XHRRR-FM
- Papantla, Veracruz; Mexico;
- Frequency: 89.3 FM
- Branding: @FM

Programming
- Format: Contemporary hit radio

Ownership
- Owner: Radiorama; (Radio Club, S.A. de C.V.);
- Sister stations: XHPV-FM XHTU-FM XHCOV-FM XHEJD-FM

History
- First air date: 1957

Technical information
- ERP: 10 kW
- HAAT: 144.5 meters
- Transmitter coordinates: 20°26′52″N 97°19′03″W﻿ / ﻿20.44778°N 97.31750°W 20°28′40.9″N 97°01′0.05″W﻿ / ﻿20.478028°N 97.0166806°W (booster)
- Translators: XHRRR-FM Tecolutla, Ver. (300 watts)

Links
- Webcast: radioramapozarica.mx

= XHRRR-FM (Veracruz) =

Radio station in Papantla, Veracruz, Mexico

XHRRR-FM is a radio station in Papantla, Veracruz, Mexico.

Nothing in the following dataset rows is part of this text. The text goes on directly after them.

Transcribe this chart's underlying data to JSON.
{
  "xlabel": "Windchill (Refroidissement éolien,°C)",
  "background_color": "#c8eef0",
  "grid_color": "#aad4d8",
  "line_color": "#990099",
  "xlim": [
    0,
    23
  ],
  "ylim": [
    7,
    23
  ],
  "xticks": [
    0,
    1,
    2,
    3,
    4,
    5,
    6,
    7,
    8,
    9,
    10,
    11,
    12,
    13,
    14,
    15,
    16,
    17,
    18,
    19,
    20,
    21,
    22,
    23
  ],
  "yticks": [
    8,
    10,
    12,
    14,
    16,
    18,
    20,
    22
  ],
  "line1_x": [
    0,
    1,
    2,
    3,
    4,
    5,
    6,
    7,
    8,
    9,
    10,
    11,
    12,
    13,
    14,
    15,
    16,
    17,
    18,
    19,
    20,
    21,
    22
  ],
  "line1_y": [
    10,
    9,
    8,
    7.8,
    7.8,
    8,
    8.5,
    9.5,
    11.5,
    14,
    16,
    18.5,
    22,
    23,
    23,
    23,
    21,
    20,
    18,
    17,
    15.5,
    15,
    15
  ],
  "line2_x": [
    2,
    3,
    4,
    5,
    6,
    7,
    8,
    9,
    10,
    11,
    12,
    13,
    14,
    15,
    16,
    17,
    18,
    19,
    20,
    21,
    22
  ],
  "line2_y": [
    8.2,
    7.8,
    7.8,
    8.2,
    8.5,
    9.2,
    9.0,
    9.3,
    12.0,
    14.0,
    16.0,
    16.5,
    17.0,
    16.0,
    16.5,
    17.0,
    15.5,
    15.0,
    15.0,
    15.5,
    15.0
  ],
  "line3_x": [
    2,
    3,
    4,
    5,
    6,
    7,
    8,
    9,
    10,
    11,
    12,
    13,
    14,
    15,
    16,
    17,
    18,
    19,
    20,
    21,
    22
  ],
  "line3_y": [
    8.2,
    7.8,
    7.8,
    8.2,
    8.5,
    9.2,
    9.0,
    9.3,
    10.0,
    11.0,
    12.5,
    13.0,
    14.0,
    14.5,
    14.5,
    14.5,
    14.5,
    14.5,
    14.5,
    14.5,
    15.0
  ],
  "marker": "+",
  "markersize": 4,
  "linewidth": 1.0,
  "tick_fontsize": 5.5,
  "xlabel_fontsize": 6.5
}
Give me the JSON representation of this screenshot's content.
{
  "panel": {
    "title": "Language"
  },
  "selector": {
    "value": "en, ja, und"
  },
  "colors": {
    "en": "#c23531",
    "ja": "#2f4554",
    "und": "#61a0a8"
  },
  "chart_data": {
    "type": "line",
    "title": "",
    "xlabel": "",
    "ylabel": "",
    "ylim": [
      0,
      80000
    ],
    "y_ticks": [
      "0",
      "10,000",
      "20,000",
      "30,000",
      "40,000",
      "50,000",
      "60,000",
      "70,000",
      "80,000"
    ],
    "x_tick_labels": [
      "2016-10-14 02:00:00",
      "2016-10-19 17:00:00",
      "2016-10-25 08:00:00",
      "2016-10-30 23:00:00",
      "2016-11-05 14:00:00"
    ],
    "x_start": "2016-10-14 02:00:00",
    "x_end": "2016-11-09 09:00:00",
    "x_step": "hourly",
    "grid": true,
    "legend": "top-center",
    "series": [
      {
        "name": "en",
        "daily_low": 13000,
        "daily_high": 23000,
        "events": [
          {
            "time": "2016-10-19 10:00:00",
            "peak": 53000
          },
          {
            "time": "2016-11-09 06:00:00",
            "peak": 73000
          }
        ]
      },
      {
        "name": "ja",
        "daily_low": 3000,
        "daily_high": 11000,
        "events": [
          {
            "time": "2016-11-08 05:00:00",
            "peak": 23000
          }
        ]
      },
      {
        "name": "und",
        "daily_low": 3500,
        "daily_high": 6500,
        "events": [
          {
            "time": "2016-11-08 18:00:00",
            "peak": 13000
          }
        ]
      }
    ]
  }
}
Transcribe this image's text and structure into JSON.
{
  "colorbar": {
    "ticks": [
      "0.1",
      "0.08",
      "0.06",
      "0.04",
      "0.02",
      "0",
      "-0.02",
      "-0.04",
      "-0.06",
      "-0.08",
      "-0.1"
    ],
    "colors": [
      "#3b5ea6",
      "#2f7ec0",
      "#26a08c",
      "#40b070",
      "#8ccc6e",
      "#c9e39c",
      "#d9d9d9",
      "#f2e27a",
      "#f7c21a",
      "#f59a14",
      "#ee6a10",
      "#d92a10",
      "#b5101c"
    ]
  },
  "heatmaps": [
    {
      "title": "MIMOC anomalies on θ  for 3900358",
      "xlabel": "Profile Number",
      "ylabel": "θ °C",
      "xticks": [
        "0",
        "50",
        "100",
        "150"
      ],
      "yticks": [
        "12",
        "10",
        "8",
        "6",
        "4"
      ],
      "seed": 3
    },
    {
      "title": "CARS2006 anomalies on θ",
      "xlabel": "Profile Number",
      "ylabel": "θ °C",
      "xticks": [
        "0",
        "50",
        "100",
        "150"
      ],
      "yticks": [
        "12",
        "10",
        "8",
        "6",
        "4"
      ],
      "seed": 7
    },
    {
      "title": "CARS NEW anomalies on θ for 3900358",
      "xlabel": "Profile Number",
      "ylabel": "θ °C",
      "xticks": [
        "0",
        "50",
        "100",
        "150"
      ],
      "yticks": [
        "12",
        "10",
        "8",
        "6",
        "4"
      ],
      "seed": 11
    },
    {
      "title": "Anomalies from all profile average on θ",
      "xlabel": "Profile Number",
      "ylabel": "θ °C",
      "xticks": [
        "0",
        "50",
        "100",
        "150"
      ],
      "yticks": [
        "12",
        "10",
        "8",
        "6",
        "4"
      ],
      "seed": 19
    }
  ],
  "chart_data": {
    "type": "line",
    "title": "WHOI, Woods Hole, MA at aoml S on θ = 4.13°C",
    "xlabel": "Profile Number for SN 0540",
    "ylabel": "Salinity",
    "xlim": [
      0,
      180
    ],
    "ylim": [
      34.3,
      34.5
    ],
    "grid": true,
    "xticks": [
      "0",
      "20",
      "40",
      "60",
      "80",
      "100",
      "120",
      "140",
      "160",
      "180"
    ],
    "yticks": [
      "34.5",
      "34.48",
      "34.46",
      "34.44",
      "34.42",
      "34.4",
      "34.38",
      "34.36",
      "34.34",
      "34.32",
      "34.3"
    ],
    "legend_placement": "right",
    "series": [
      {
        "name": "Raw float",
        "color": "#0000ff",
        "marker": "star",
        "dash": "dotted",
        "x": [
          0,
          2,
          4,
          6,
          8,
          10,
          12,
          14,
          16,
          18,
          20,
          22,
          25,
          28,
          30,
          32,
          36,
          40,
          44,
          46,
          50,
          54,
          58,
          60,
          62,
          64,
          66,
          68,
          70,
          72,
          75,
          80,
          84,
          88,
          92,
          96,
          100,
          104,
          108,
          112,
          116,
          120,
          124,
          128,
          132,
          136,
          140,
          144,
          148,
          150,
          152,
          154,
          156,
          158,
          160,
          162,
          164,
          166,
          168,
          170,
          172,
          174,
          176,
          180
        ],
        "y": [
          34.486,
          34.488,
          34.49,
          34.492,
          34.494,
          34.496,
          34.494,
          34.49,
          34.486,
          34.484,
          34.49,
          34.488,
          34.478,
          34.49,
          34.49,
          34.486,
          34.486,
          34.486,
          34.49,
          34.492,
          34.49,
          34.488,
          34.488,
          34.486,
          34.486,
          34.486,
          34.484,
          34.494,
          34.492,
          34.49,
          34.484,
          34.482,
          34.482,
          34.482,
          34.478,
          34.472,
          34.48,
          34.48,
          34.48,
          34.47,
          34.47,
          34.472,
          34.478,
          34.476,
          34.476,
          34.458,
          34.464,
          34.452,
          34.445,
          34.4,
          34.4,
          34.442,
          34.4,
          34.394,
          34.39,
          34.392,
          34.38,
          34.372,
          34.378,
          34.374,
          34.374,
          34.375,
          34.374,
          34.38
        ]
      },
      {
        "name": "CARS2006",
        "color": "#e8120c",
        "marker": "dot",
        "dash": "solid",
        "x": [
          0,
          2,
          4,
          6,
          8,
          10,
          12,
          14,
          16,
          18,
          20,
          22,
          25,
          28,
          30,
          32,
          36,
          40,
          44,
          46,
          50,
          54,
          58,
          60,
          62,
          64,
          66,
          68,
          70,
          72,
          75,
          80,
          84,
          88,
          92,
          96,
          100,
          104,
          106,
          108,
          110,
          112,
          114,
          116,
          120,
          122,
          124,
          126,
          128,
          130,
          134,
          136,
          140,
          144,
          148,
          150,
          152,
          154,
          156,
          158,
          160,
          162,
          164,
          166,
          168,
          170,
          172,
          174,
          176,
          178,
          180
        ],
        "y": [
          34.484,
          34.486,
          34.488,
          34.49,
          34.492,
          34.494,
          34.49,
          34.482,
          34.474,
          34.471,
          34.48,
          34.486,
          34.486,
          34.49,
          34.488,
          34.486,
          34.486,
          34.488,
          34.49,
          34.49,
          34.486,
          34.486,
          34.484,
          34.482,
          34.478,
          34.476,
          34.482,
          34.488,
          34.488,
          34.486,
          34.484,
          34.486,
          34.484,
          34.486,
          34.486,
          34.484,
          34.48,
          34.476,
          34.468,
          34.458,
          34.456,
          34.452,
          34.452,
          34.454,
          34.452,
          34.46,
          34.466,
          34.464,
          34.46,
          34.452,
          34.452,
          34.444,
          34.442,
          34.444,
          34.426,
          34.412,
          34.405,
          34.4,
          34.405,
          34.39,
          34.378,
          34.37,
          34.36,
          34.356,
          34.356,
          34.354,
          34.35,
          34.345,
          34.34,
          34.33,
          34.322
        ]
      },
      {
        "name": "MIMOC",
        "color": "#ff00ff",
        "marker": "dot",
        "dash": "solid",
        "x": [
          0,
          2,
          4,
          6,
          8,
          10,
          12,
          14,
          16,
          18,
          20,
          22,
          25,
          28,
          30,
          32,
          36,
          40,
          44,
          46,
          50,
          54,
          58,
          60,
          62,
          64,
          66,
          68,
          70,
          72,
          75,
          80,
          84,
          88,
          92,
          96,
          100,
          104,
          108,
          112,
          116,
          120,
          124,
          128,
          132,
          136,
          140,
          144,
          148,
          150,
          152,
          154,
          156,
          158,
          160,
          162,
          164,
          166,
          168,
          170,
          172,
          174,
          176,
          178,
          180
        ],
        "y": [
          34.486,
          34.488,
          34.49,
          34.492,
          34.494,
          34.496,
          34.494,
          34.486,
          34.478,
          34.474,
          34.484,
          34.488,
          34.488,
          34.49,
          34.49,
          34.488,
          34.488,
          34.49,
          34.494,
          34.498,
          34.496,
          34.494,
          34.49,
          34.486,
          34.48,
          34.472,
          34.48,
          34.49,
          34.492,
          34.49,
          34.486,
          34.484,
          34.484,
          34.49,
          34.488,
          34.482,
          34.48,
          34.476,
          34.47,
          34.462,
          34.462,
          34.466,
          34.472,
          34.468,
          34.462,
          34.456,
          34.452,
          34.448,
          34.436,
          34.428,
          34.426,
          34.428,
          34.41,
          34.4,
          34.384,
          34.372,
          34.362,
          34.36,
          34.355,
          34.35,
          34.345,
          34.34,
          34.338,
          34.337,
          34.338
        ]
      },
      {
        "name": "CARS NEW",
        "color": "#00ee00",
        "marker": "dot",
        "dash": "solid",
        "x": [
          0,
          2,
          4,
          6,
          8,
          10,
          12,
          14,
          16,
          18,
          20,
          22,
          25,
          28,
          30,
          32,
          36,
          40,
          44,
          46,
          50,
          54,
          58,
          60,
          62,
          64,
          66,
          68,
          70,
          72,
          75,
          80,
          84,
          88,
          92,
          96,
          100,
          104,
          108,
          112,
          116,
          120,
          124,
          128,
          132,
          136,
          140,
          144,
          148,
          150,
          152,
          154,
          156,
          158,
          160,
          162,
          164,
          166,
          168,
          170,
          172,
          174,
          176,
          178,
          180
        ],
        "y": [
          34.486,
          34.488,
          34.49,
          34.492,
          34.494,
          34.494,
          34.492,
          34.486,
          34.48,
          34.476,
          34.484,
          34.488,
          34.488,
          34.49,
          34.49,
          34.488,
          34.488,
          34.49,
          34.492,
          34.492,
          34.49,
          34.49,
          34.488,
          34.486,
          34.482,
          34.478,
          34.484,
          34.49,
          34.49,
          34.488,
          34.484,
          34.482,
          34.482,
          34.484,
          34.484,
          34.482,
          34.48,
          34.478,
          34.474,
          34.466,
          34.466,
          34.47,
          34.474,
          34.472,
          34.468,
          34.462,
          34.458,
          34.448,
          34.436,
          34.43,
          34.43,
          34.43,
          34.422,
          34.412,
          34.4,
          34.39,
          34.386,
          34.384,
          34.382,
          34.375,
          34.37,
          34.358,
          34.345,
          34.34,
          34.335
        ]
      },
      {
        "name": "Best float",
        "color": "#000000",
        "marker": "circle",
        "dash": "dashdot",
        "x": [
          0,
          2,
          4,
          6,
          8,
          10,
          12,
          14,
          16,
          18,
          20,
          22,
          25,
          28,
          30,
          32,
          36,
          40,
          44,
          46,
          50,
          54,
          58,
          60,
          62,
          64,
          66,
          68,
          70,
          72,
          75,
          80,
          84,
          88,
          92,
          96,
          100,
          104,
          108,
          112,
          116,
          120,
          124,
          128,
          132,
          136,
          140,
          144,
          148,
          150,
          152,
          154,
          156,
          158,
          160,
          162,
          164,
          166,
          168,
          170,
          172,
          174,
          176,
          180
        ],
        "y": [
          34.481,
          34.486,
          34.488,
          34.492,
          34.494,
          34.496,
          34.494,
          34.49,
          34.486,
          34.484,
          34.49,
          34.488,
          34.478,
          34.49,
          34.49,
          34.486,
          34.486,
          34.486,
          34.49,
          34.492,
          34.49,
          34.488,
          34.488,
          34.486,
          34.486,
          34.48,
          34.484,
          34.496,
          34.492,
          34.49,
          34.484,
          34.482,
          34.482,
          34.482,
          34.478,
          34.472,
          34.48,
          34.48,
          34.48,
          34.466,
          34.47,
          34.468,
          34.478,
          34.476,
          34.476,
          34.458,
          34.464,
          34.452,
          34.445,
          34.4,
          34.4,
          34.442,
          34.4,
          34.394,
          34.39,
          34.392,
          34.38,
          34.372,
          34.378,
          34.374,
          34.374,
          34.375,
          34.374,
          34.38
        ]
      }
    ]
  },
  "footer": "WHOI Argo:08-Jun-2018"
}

Owned by Radiorama, XHRRR broadcasts on 89.3 MHz from a tower on Cerro El Comanche and carries its @FM pop format.

==History==
The station began its life as XEPV-AM 1270, with a concession awarded to Andrés Ebergenyi Belgodere in September 1957. In the 1980s, the station became XERRR-AM; its sister station on 1170 (now XHPV-FM), which had been XEEU, took on the XEPV calls.

The station migrated to FM in the early 2010s. It is one of two stations with the XHRRR callsign; the other is located in Encarnación de Díaz, Jalisco.